A comparação idiota de Erdogan e os passos para esmagar a democracia turca

  • Por Caio Blinder/Jovem Pan Nova Iorque
  • 13/03/2017 08h39
Erdogan

Ele é um demagogo de língua solta, generoso para disparar insultos. Desta vez, não estou falando de Donald Trump. O assunto é Recip Erdogan, presidente turco, determinado a consolidar ainda mais o seu poder. Os mais recentes desaforos de Erdogan têm sido disparados contra a Holanda, equiparando este pais ocupado por Hitler na Segunda Guerra Mundial ao nazismo por ter impedido ministros turcos de fazerem campanha diante da numerosa colônia de imigrantes turcos no pais com vistas ao referendo no dia 16 de abril.

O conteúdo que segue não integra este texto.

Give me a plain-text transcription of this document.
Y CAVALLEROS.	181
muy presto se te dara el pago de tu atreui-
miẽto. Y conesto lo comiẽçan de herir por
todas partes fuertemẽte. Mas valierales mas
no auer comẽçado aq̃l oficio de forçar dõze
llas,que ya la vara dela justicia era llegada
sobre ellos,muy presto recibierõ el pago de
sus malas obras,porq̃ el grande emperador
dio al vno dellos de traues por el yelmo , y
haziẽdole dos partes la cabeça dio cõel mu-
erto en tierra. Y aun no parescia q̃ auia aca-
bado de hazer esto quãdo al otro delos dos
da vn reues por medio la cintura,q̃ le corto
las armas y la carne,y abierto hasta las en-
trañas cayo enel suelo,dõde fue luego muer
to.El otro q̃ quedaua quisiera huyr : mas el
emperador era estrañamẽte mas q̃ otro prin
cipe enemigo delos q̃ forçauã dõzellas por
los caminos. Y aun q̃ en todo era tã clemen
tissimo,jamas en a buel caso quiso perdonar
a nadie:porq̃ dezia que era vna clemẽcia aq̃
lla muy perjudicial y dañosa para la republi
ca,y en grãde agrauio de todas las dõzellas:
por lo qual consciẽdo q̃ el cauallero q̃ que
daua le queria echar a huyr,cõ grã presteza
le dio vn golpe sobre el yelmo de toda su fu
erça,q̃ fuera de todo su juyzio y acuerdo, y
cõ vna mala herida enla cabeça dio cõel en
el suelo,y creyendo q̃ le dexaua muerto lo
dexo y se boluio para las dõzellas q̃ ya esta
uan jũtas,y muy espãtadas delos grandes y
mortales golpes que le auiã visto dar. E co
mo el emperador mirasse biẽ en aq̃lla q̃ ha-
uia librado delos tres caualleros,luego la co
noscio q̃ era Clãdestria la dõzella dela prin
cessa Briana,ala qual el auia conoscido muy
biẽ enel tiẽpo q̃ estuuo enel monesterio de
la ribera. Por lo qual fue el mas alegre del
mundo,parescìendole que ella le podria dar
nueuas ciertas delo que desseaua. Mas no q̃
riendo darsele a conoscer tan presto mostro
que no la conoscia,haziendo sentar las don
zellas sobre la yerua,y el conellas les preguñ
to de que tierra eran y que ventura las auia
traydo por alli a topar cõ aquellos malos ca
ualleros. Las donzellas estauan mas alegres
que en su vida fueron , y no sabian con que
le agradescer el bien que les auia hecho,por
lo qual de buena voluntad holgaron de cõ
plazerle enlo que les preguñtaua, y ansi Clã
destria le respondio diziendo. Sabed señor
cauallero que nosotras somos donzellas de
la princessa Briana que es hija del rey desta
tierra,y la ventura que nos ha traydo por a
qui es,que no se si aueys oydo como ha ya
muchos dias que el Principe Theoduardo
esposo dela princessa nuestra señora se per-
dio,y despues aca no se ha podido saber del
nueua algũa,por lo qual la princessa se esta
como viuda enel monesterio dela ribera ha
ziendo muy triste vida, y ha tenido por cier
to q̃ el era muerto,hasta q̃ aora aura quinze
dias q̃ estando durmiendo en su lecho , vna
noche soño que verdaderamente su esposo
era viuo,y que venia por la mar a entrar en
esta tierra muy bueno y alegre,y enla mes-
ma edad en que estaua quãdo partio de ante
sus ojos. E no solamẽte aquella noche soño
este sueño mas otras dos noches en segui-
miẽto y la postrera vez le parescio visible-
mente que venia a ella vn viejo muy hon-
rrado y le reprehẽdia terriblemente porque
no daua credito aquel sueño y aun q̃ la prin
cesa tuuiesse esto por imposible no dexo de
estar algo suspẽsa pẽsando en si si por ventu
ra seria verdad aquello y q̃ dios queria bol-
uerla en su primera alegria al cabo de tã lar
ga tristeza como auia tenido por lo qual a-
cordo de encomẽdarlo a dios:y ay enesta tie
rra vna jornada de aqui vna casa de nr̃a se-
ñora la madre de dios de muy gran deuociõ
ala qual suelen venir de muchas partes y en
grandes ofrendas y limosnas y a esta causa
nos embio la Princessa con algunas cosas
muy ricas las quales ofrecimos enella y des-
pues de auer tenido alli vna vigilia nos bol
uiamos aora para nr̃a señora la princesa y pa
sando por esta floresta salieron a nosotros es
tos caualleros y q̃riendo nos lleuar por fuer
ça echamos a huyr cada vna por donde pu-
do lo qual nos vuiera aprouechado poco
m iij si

É neste referendo que Erdogan quer consolidar o poder da presidência turca e não vamos ter ilusões. Trata-se de mais um passo rumo a uma ditadura. Erdogan pertence à escola Putin ou Hugo Chávez. Eleições devem ser realizadas para dar legitimidade a um czar, a um caudilho ou a um sultão. Sim, eleições, mas com a oposição perseguida, a imprensa amordaçada, os direitos individuais tolhidos. Erdogan é um dos grandes campeões de um modelo político conhecido como democracia iliberal.

Ele também é garoto propaganda daqueles que consideram impossível a coexistência entre democracia e islamismo. Seus passos para esmagar a democracia turca de tradições seculares à frente de um partido islâmico seriam a prova desta impossibilidade.

É neste contexto que países como Holanda não querem campanha eleitoral turca dentro de casa. Países europeus não esquecem o que Erdogan tem feito desde o fracassado golpe militar na Turquia em julho. A repressão desenfreada e indiscriminada mostra claramente o projeto autoritário de Erdogan, um sujeito mal humorado que não tolera piada a respeito dele.

A Holanda joga pesado porque está vivendo o seu próprio momento eleitoral, marcado pelo sentimento islamofóbico do candidato de extrema-direita Geert Wilders. O argumento do governo holandês é o de que a presença de ministros turcos fazendo campanha por Erdogan apenas iria acirrar os ânimos no país.

Erdogan acirrou os ânimos de qualquer forma com esta comparação idiota entre Holanda e o nazismo. Aliás, seu insulto foi ainda mais virulento porque ele também fez a analogia em relação à Alemanha de Angela Merkel. Se é para fazer analogia, então podemos dizer que a demagogia e o atributo de escolher bodes expiatórios eram marcas registradas de um carismático dirigente alemão, como Erdogan, também conhecido por seu bigode.